CEUS has showed real clinical value because of its advantages, such as its minimal invasiveness, rapid nature, cost-effectiveness, and good tolerability; CEUS also permits multiple follow-up surveillances without the risk of side effects. On the other hand, CEUS is characterized by some limitations that also apply to the unenhanced conventional technique. For example, attenuation because of the deep position of the stent, and obesity and bowel gas can affect the imaging [24]. However, in our experience, as long as adequate intestinal preparation is accomplished, CEUS is easy to perform, and good image quality can be obtained. Furthermore, CEUS is operator-dependent, standardized training and specific skills are required to obtain quality images.
Our study has some limitations. First, as the reasons mentioned earlier, we could not use IVUS as the gold standard, which may affect the real diagnostic accuracy of non-invasive technique of CEUS. In clinical practice, only a few patients with indications of re-intervention were willing to receive further treatment, leading the small number of cases that could be confirmed by IVUS.
Second, the absence of hemodynamic parameters like peak velocity or velocity index or velocity ratio may be a weakness of the study.
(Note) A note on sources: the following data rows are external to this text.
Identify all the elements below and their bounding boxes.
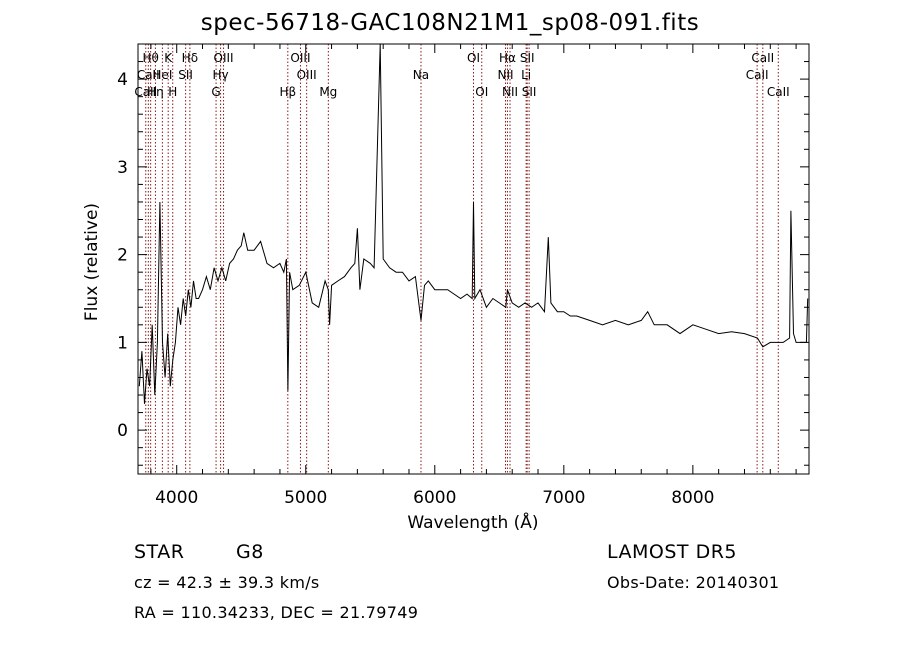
line-marker-label: CaII (751, 51, 774, 65)
y-tick-label: 2 (117, 246, 128, 266)
survey-name: LAMOST DR5 (607, 541, 737, 563)
line-marker-label: Hβ (279, 85, 296, 99)
line-marker-label: Hδ (182, 51, 198, 65)
line-marker-label: CaII (767, 85, 790, 99)
line-marker-label: OIII (290, 51, 310, 65)
coordinates: RA = 110.34233, DEC = 21.79749 (134, 603, 419, 622)
object-class: STAR (134, 541, 185, 563)
y-tick-label: 3 (117, 158, 128, 178)
y-tick-label: 4 (117, 70, 128, 90)
line-marker-label: NII (502, 85, 518, 99)
line-marker-label: OIII (297, 68, 317, 82)
x-tick-label: 6000 (413, 488, 456, 508)
y-axis-label: Flux (relative) (82, 203, 102, 321)
line-marker-label: SII (178, 68, 193, 82)
plot-frame (137, 43, 810, 475)
x-axis-label: Wavelength (Å) (407, 511, 538, 533)
x-tick-label: 7000 (542, 488, 585, 508)
line-marker-label: CaII (134, 85, 157, 99)
chart-title: spec-56718-GAC108N21M1_sp08-091.fits (200, 10, 700, 36)
line-marker-label: Hθ (142, 51, 158, 65)
object-subclass: G8 (236, 541, 264, 563)
y-tick-label: 1 (117, 333, 128, 353)
line-marker-label: SII (520, 51, 535, 65)
line-marker-label: Hγ (213, 68, 229, 82)
observation-date: Obs-Date: 20140301 (607, 573, 780, 592)
line-marker-label: Hα (499, 51, 516, 65)
line-marker-label: H (168, 85, 177, 99)
y-tick-label: 0 (117, 421, 128, 441)
x-tick-label: 8000 (671, 488, 714, 508)
line-marker-label: Mg (319, 85, 337, 99)
redshift-value: cz = 42.3 ± 39.3 km/s (134, 573, 320, 592)
x-axis: 4000 5000 6000 7000 8000 (150, 44, 797, 508)
line-marker-label: Li (521, 68, 531, 82)
line-marker-label: SII (522, 85, 537, 99)
x-tick-label: 5000 (284, 488, 327, 508)
spectrum-series-line (138, 43, 809, 404)
line-markers (145, 44, 779, 474)
line-marker-label: OIII (214, 51, 234, 65)
line-marker-label: Na (413, 68, 429, 82)
line-marker-label: OI (475, 85, 488, 99)
line-marker-label: OI (467, 51, 480, 65)
line-marker-label: K (164, 51, 173, 65)
line-marker-label: CaII (137, 68, 160, 82)
line-marker-label: NII (497, 68, 513, 82)
line-marker-label: Hη (147, 85, 164, 99)
line-marker-label: CaII (746, 68, 769, 82)
line-marker-label: G (211, 85, 220, 99)
x-tick-label: 4000 (155, 488, 198, 508)
line-marker-label: HeI (152, 68, 172, 82)
y-axis: 0 1 2 3 4 (117, 61, 809, 466)
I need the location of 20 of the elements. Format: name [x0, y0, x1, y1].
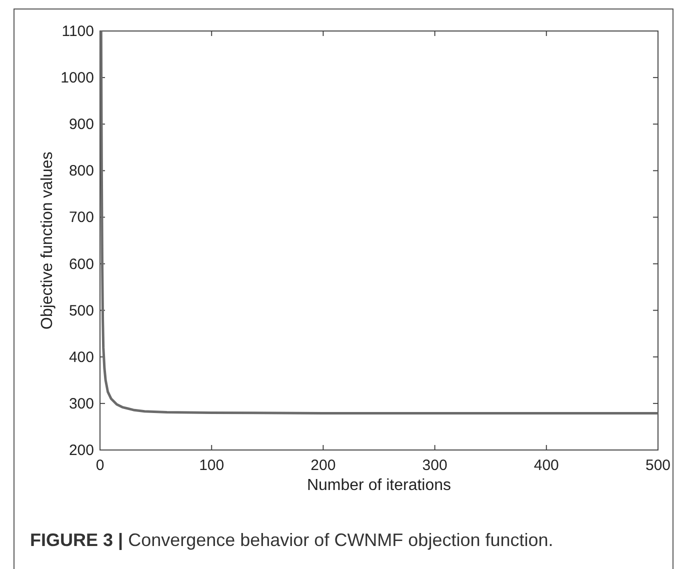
y-axis-title: Objective function values [39, 152, 56, 330]
y-tick-label: 600 [68, 256, 94, 273]
x-axis-title: Number of iterations [306, 477, 452, 494]
x-tick-label: 0 [96, 457, 104, 474]
line-series [100, 30, 660, 414]
y-tick-label: 1000 [60, 70, 94, 87]
caption: FIGURE 3 | Convergence behavior of CWNMF objection function. [30, 530, 554, 550]
y-tick-label: 400 [68, 348, 94, 366]
y-tick-label: 200 [68, 442, 94, 459]
y-tick-label: 500 [68, 302, 94, 320]
y-tick-label: 1100 [62, 23, 94, 40]
x-tick-label: 300 [422, 457, 448, 474]
x-tick-label: 500 [645, 457, 671, 474]
x-tick-label: 100 [199, 457, 224, 474]
y-tick-label: 800 [68, 162, 94, 180]
y-tick-label: 700 [68, 209, 94, 226]
x-tick-label: 200 [310, 457, 336, 474]
y-tick-label: 900 [68, 116, 94, 134]
x-tick-label: 400 [534, 457, 559, 474]
y-tick-label: 300 [68, 395, 94, 412]
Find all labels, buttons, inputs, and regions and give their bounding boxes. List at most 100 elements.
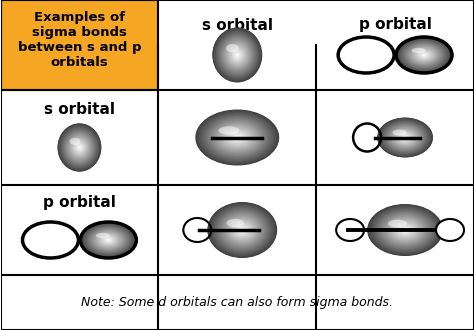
Ellipse shape (363, 133, 371, 142)
Ellipse shape (383, 215, 427, 245)
Ellipse shape (90, 228, 127, 252)
Ellipse shape (355, 125, 380, 150)
Ellipse shape (449, 229, 451, 231)
Ellipse shape (223, 39, 252, 71)
Ellipse shape (398, 133, 412, 143)
Ellipse shape (337, 220, 363, 240)
Ellipse shape (412, 48, 436, 62)
Ellipse shape (362, 132, 373, 143)
Ellipse shape (384, 216, 426, 244)
Ellipse shape (448, 228, 452, 232)
Ellipse shape (68, 135, 91, 160)
Ellipse shape (411, 47, 437, 63)
Ellipse shape (237, 137, 238, 138)
Ellipse shape (350, 45, 382, 65)
Ellipse shape (445, 226, 456, 234)
Ellipse shape (30, 227, 71, 253)
Ellipse shape (400, 134, 410, 141)
Ellipse shape (210, 119, 265, 156)
Ellipse shape (413, 48, 435, 62)
Ellipse shape (345, 226, 356, 234)
Ellipse shape (409, 45, 439, 65)
Ellipse shape (229, 46, 245, 64)
Ellipse shape (73, 141, 86, 154)
Ellipse shape (442, 223, 458, 237)
Ellipse shape (60, 126, 99, 169)
Ellipse shape (234, 223, 250, 237)
Ellipse shape (399, 133, 411, 142)
Ellipse shape (226, 130, 248, 145)
Ellipse shape (66, 133, 92, 162)
Ellipse shape (226, 217, 259, 243)
Ellipse shape (214, 29, 261, 81)
Ellipse shape (401, 227, 410, 233)
Ellipse shape (201, 114, 273, 161)
Ellipse shape (29, 226, 72, 254)
Ellipse shape (205, 116, 269, 159)
Ellipse shape (397, 38, 451, 72)
Ellipse shape (408, 45, 440, 65)
Ellipse shape (361, 132, 373, 144)
Ellipse shape (343, 224, 357, 236)
Ellipse shape (447, 228, 453, 232)
Ellipse shape (210, 120, 264, 155)
Ellipse shape (78, 146, 81, 149)
Ellipse shape (416, 50, 432, 60)
Ellipse shape (220, 126, 254, 149)
Ellipse shape (401, 40, 447, 70)
Ellipse shape (61, 127, 98, 168)
Ellipse shape (221, 213, 264, 247)
Ellipse shape (361, 52, 371, 58)
Ellipse shape (368, 205, 442, 255)
Ellipse shape (59, 125, 100, 170)
Ellipse shape (64, 130, 96, 165)
Ellipse shape (365, 54, 367, 56)
Ellipse shape (79, 147, 80, 148)
Ellipse shape (346, 227, 355, 233)
Ellipse shape (355, 125, 379, 150)
Ellipse shape (383, 122, 427, 153)
Ellipse shape (186, 220, 209, 240)
Ellipse shape (356, 126, 379, 149)
Ellipse shape (402, 135, 408, 140)
Ellipse shape (407, 44, 441, 66)
Ellipse shape (359, 50, 374, 60)
Ellipse shape (98, 233, 119, 247)
Ellipse shape (353, 123, 381, 151)
Ellipse shape (385, 216, 425, 244)
Ellipse shape (401, 135, 409, 141)
Ellipse shape (224, 129, 251, 147)
Ellipse shape (225, 130, 249, 146)
Ellipse shape (84, 224, 133, 256)
Ellipse shape (236, 53, 238, 56)
Ellipse shape (388, 125, 422, 149)
Ellipse shape (104, 237, 113, 243)
Ellipse shape (437, 220, 463, 240)
Ellipse shape (228, 218, 257, 242)
Ellipse shape (231, 221, 253, 239)
Ellipse shape (385, 123, 425, 152)
Ellipse shape (411, 48, 426, 53)
Ellipse shape (71, 138, 88, 157)
Ellipse shape (357, 49, 375, 61)
Ellipse shape (106, 239, 111, 242)
Ellipse shape (24, 223, 77, 257)
Ellipse shape (62, 128, 97, 167)
Ellipse shape (347, 43, 384, 67)
Ellipse shape (372, 207, 438, 253)
Ellipse shape (392, 128, 418, 147)
Ellipse shape (43, 235, 58, 245)
Ellipse shape (421, 53, 427, 57)
Ellipse shape (337, 220, 363, 240)
Ellipse shape (230, 47, 244, 63)
Ellipse shape (189, 223, 206, 237)
Ellipse shape (83, 224, 134, 256)
Ellipse shape (364, 53, 369, 57)
Ellipse shape (391, 220, 419, 240)
Ellipse shape (220, 36, 255, 74)
Ellipse shape (194, 228, 200, 232)
Ellipse shape (23, 222, 78, 258)
Ellipse shape (204, 115, 270, 159)
Ellipse shape (439, 221, 461, 239)
Ellipse shape (190, 223, 205, 237)
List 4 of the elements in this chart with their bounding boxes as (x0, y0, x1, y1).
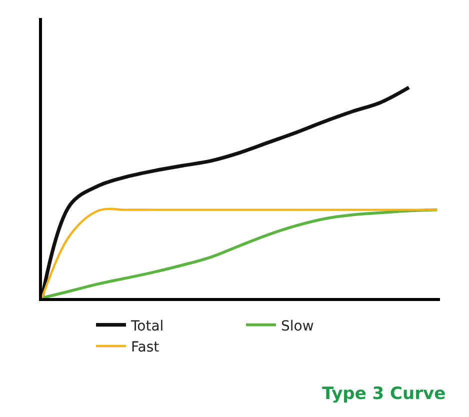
legend-label: Fast (131, 339, 160, 356)
legend-label: Slow (281, 318, 314, 334)
text: Type 3 Curve (322, 384, 446, 404)
legend-label: Total (130, 318, 164, 334)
However, visualization of the blood flow within the stent is necessary to assess stent patency, the abnormalities of hemodynamic parameters detected by pulsed-wave Doppler are useful but are of limited value for the quantification of lesion severity [30].
The last possible drawback was that the specific degree of ISR and the overall degree of stenosis when stent compression presents with ISR was not assessed. Measuring diameter stenosis by DUS and MDCTV is problematic because of the irregular shape of neoplasms and the elliptical shape of the post-stented lumen. The optimal assessment would be to use IVUS to directly delineate the area encompassed by the stent perimeter and then calculate the percentage stenosis with the lumen area within the ISR [17].